你能否显示一下 df['Review'] 的头部，因为它与数据框中文本的编码相关，而不是其他任何内容？ - Nickil Maveli

当然，我刚刚编辑了我的帖子。 - boltthrower

还有type(df['Review'].iloc[0])？ - Nickil Maveli

type(df['Review'].iloc[0]) 给我返回 <type 'str'>。 - boltthrower

3个回答

24

我发现了一种更高效的解决此问题的方法。

x = v.fit_transform(df['Review'].apply(lambda x: np.str_(x)))
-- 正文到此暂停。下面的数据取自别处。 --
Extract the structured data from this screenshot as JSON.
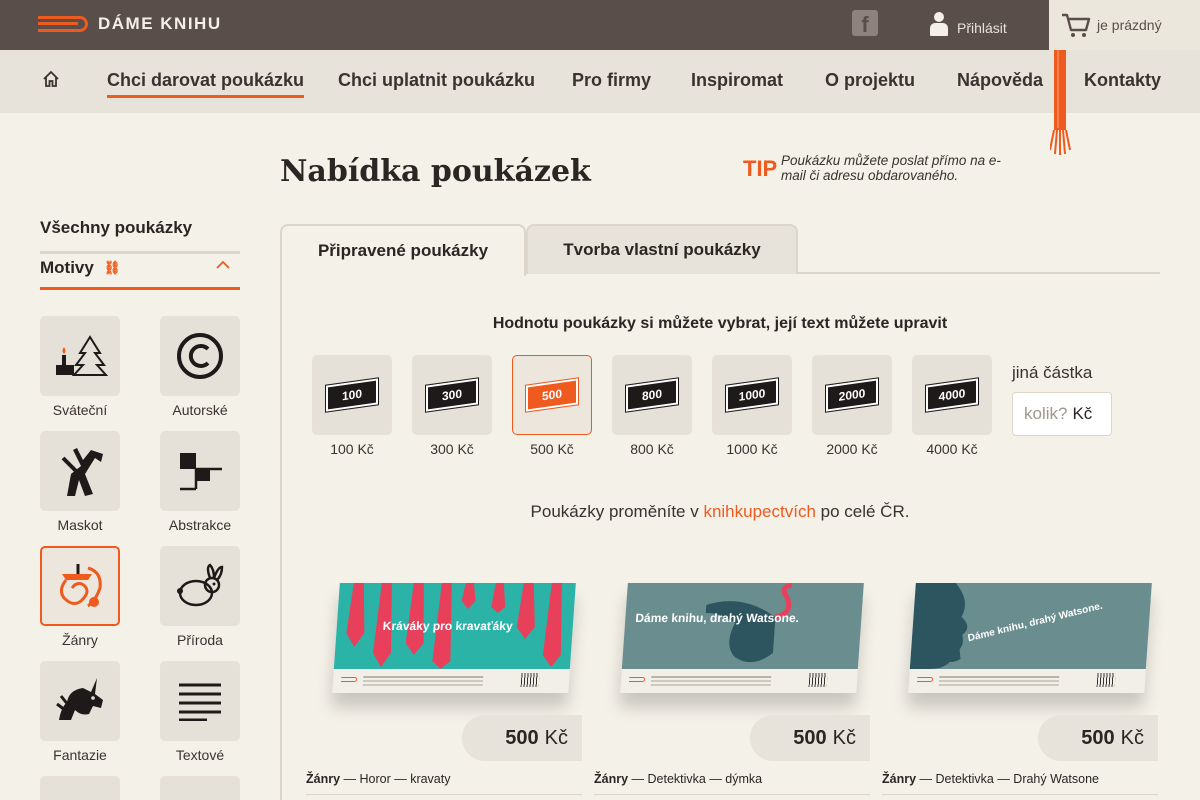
{
  "header": {
    "logo_text": "DÁME KNIHU",
    "facebook_icon": "facebook-icon",
    "login_label": "Přihlásit",
    "cart_label": "je prázdný"
  },
  "nav": {
    "items": [
      {
        "label": "Chci darovat poukázku",
        "active": true
      },
      {
        "label": "Chci uplatnit poukázku"
      },
      {
        "label": "Pro firmy"
      },
      {
        "label": "Inspiromat"
      },
      {
        "label": "O projektu"
      },
      {
        "label": "Nápověda"
      },
      {
        "label": "Kontakty"
      }
    ]
  },
  "sidebar": {
    "all_label": "Všechny poukázky",
    "motivy_label": "Motivy",
    "themes": [
      {
        "label": "Sváteční",
        "icon": "christmas-icon"
      },
      {
        "label": "Autorské",
        "icon": "copyright-icon"
      },
      {
        "label": "Maskot",
        "icon": "mascot-icon"
      },
      {
        "label": "Abstrakce",
        "icon": "abstraction-icon"
      },
      {
        "label": "Žánry",
        "icon": "genres-icon",
        "selected": true
      },
      {
        "label": "Příroda",
        "icon": "rabbit-icon"
      },
      {
        "label": "Fantazie",
        "icon": "unicorn-icon"
      },
      {
        "label": "Textové",
        "icon": "text-lines-icon"
      }
    ]
  },
  "main": {
    "title": "Nabídka poukázek",
    "tip_label": "TIP",
    "tip_text": "Poukázku můžete poslat přímo na e-mail či adresu obdarovaného.",
    "tabs": [
      {
        "label": "Připravené poukázky",
        "active": true
      },
      {
        "label": "Tvorba vlastní poukázky"
      }
    ],
    "value_heading": "Hodnotu poukázky si můžete vybrat, její text můžete upravit",
    "values": [
      {
        "flag": "100",
        "label": "100 Kč"
      },
      {
        "flag": "300",
        "label": "300 Kč"
      },
      {
        "flag": "500",
        "label": "500 Kč",
        "selected": true
      },
      {
        "flag": "800",
        "label": "800 Kč"
      },
      {
        "flag": "1000",
        "label": "1000 Kč"
      },
      {
        "flag": "2000",
        "label": "2000 Kč"
      },
      {
        "flag": "4000",
        "label": "4000 Kč"
      }
    ],
    "other_amount_label": "jiná částka",
    "other_amount_placeholder": "kolik?",
    "other_amount_unit": "Kč",
    "redeem_prefix": "Poukázky proměníte v ",
    "redeem_link": "knihkupectvích",
    "redeem_suffix": " po celé ČR.",
    "cards": [
      {
        "voucher_text": "Kráváky pro kravaťáky",
        "price_value": "500",
        "price_unit": "Kč",
        "genre": "Žánry",
        "tags": " — Horor — kravaty",
        "bg": "#2bb3a8"
      },
      {
        "voucher_text": "Dáme knihu, drahý Watsone.",
        "price_value": "500",
        "price_unit": "Kč",
        "genre": "Žánry",
        "tags": " — Detektivka — dýmka",
        "bg": "#6a8e8f"
      },
      {
        "voucher_text": "Dáme knihu, drahý Watsone.",
        "price_value": "500",
        "price_unit": "Kč",
        "genre": "Žánry",
        "tags": " — Detektivka — Drahý Watsone",
        "bg": "#6a8e8f"
      }
    ]
  },
  "colors": {
    "accent": "#ef5a1e",
    "topbar": "#5a4e4a",
    "background": "#f4f1e8"
  }
}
当然你可以使用 df['Review'].values.astype('U') 来转换整个序列。但我发现如果要转换的序列非常大，使用此函数会消耗更多的内存。（我使用包含 800k 行数据的序列进行测试，执行 astype('U') 将会消耗约 96GB 的内存）

相反，如果你使用 lambda 表达式仅将序列中的数据从 str 转换为 numpy.str_，这样的结果也会被 fit_transform 函数接受，这样做速度更快，且不会增加内存使用量。

我不确定为什么这样做有效，因为在 TFIDF Vectorizer 的文档页面上是这样写的：

fit_transform(raw_documents, y=None)

Parameters: raw_documents : iterable

an iterable which yields either str, unicode or file objects

但实际上这个可迭代对象必须以 np.str_ 的形式而不是 str 的形式出现。

- Andy Ma

非常感谢您提供的解决方案。您能否详细解释一下 np.str_ 和 str 之间的可迭代位是什么？我还是个新手，有些困惑，我以为 str 是可迭代的？谢谢。 - ML33M

10

在我的数据集中使用.values.astype('U')对评论进行转换后仍然出现了MemoryError错误。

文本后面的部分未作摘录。